The Court however allowed the Facebook printouts into evidence and granted the interdict against the employee, holding that –
Accessing the employee’s Facebook account without his permission was indeed both –
- Unlawful, to the extent even of being a criminal offence in terms of the Electronic Communications and Transactions Act (which prohibits any unauthorised access to or interception of “any data” – in this case the CC had illegally accessed the Facebook page via another employee’s knowledge of the password); and
- A breach of the employee’s fundamental constitutional right not to have his right to privacy, including the privacy of his communications, infringed.
Critically however, unlawfully obtained evidence will not necessarily be excluded by a court. Instead, the court has a discretion whether or not to allow it after considering “all relevant factors” such as –
- The extent of the infringement of the other party’s rights,
- The nature and content of the evidence concerned,
- Whether any attempt was made to obtain the information lawfully,
- “The idea that ‘while the pursuit of truth and the exposure of all that tends to veil it is cardinal in working true justice, the courts cannot countenance and the Constitution does not permit unrestrained reliance on the philosophy that the end justifies the means”.
In this case the employee’s duplicity was “compounded by the fact that he had denied that he was acting in this way and had also undertaken not to do so”.
His conduct, said the Court, “ought to be exposed and ….. he ought not to be allowed to hide behind his expectation of privacy: it has only been invoked, it seems to me, because he had something to hide”.
The bottom line – our fundamental rights to privacy, as much in cyberspace as in the real world, are by no means absolute.
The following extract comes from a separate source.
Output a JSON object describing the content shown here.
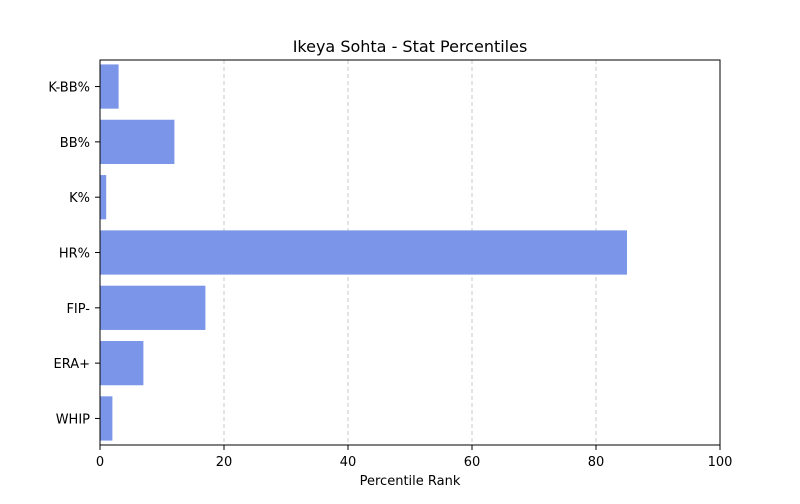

Be careful what you post!
Employers: What about you?
This case is by no means carte blanche for hacking into your partners’ or employees’ Social Media pages. Quite the contrary; online hacking is unlawful with potentially serious consequences in the criminal, civil and labour courts. All it illustrates is that in certain specific circumstances, workplace wrongdoers will find nowhere to hide in our privacy laws. Have in place an employee Social Media policy and take full advice on your specific circumstances.